Réflexions spirituelles

Pas à vendre !

G. T. Ng est secrétaire exécutif de la Conférence générale (GC). Ce qui suit est une adaptation du message qu’il a donné aux membres du comité exécutif de la GC, lors des réunions du Concile annuel de 2019. – La rédaction / Adventist World Mars 2020

Dans quelques mois, nous serons à Indianapolis pour la session de la Conférence générale. Diverses questions circulent au sujet de l’objectif d’une session de la GC.

  • Est-il vrai que Dieu fait son choix, mais que le comité de nomination déçoit ?
  • Existe-il, en quelque sorte, une ambition juste, une sainte convoitise ?
  • Quand sera-ce mon tour de servir Dieu dans un rôle important ?
  • Que me faut-il pour être élu ?

DÉFINITION DE L’ÉLECTION

Comme le dictionnaire ne peut me donner une définition appropriée de « Élection ecclésiastique », en voici une de mon propre cru : « Au sein de l’Église adventiste, processus corporatif dans lequel des comités dûment constitués du corps du Christ choisissent, dans un esprit de prière, des dirigeants qui serviront dans des postes de confiance en tant qu’intendants pour un mandat spécifique. À la fin de ce mandat, les dirigeants élus quittent leurs fonctions d’intendants et sont prêts à être réaffectés à d’autres postes de service qui accomplissent la mission de l’Église et font avancer le royaume de Dieu. »

COMPRENDRE NOTRE RÔLE

Occuper un poste, c’est agir en tant qu’intendant. Dès que nous occupons ce poste, nous en sommes l’intendant pour une période déterminée. Mais si nous pensons que ce poste nous appartient, notre comportement en sera sûrement modifié.
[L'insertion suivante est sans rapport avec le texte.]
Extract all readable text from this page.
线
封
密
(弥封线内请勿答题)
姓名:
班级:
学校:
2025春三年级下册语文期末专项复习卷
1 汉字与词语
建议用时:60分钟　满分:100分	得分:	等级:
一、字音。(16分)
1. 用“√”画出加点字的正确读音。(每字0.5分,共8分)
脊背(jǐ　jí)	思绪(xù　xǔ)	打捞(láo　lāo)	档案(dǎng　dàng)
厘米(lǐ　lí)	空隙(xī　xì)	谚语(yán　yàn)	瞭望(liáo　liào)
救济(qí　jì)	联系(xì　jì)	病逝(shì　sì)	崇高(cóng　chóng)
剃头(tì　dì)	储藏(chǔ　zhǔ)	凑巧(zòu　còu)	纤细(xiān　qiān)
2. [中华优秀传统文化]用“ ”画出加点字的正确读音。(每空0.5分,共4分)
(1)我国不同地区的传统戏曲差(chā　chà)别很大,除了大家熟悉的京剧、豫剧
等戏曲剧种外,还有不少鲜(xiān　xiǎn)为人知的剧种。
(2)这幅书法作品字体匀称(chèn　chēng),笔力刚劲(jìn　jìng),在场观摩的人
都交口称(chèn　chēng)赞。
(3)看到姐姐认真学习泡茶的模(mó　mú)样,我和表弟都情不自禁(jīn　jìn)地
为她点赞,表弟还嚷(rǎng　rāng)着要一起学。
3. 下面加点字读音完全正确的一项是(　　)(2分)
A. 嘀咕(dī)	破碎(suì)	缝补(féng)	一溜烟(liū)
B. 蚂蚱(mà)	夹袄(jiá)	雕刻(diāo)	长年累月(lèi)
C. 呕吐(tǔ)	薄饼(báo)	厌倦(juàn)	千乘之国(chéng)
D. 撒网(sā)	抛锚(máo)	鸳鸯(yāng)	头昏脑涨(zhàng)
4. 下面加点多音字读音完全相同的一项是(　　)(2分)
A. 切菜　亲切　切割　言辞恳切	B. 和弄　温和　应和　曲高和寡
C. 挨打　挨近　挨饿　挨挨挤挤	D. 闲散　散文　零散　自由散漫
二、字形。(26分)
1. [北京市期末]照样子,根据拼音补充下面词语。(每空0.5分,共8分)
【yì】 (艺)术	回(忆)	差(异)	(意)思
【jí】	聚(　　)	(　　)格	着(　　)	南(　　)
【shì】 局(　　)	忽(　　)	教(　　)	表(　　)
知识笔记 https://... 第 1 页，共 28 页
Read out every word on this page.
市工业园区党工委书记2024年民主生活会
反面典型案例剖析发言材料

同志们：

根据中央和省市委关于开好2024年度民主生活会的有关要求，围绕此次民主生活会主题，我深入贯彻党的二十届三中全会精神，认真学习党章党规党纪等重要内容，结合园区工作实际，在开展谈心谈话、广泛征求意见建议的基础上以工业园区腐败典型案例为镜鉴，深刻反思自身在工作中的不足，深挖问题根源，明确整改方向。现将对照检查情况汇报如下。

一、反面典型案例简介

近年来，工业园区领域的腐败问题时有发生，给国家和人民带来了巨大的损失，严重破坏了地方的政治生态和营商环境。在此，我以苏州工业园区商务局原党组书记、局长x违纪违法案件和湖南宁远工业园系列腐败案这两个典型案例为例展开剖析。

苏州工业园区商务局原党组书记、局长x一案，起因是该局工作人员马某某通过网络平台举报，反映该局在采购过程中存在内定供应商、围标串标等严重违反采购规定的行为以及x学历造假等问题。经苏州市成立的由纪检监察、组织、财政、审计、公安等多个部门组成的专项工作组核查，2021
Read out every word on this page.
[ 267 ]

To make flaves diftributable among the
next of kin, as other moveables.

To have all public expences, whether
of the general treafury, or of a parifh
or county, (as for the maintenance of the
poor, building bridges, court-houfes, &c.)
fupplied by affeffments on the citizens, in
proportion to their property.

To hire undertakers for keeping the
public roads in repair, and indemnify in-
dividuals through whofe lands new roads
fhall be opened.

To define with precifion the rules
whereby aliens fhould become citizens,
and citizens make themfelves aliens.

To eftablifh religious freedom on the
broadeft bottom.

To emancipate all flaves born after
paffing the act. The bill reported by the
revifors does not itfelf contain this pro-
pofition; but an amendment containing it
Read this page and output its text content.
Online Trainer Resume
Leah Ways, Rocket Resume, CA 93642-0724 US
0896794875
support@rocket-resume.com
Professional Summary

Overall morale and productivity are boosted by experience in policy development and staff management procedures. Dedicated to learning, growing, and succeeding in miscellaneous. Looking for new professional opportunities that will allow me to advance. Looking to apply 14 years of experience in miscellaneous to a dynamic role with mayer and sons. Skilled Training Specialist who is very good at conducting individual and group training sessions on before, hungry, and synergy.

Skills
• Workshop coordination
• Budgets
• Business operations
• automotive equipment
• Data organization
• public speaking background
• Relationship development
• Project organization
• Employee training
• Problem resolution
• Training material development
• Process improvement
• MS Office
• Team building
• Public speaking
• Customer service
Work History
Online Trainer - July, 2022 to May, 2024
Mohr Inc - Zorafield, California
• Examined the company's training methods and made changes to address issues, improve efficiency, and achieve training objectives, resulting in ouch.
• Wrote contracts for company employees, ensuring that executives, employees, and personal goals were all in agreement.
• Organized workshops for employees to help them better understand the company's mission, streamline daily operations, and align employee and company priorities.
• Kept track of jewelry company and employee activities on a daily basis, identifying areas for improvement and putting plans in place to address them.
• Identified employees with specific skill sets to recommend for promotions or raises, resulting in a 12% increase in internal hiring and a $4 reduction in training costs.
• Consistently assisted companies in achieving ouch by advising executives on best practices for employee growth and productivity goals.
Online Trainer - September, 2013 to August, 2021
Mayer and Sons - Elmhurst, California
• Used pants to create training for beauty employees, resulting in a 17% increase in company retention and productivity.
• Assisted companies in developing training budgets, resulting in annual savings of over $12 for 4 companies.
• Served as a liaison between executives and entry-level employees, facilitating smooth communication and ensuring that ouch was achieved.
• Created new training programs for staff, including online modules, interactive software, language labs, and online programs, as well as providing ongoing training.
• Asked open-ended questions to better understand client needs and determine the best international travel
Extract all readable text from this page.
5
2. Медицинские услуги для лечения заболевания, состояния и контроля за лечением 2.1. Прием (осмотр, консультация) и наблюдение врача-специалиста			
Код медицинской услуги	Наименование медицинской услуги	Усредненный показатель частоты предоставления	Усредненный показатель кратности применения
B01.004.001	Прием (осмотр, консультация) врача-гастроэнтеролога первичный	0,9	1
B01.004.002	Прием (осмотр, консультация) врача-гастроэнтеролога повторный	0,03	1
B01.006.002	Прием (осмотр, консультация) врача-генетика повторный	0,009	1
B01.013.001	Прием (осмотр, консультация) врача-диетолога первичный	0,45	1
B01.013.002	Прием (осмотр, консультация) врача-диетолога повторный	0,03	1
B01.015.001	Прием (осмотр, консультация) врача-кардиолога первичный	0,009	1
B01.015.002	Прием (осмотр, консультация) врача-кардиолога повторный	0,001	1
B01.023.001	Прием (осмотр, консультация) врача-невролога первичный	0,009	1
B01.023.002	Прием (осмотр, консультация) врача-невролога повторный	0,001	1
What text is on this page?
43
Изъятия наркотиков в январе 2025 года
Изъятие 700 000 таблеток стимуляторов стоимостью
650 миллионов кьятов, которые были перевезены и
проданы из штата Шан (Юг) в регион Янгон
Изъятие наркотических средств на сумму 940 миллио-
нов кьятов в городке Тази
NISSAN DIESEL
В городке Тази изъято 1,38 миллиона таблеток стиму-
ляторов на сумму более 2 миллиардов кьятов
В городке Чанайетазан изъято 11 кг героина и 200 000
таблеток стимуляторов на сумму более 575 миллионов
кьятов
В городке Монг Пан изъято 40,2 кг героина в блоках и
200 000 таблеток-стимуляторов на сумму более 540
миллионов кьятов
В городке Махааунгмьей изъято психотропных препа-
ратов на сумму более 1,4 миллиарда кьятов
Dans cet état d’esprit, on colle au poste et le poste nous colle à la peau. Nous sommes définis par lui et notre estime de soi est fondée sur lui. Les autres ont tendance à nous respecter en raison de notre poste, et pas nécessairement pour ce que nous sommes. Pire encore, plus longtemps nous occupons ce poste, plus nous en sommes entichés.

L’adoption d’une mentalité différente jette un nouvel éclairage sur ce poste. Nous en sommes les intendants, pas les propriétaires. Il ne définit pas qui nous sommes, et nous acceptons que notre mandat ait un terme. Ensuite, nous sommes prêts à être réaffectés si telle est la volonté de Dieu. Et ainsi, nous jouissons de la paix de l’esprit ! Charles Bradford, un ancien président de la Division nord-américaine, avait coutume de dire : « S’il nous paraît inacceptable de ne pas être élu, il nous incombe alors de refuser d’être élu. »

DES DIRIGEANTS FIDÈLES À LEUR DEVOIR

Aujourd’hui, l’Église adventiste a besoin de dirigeants fidèles à leur devoir parce que Jésus est « fidèle et véritable ».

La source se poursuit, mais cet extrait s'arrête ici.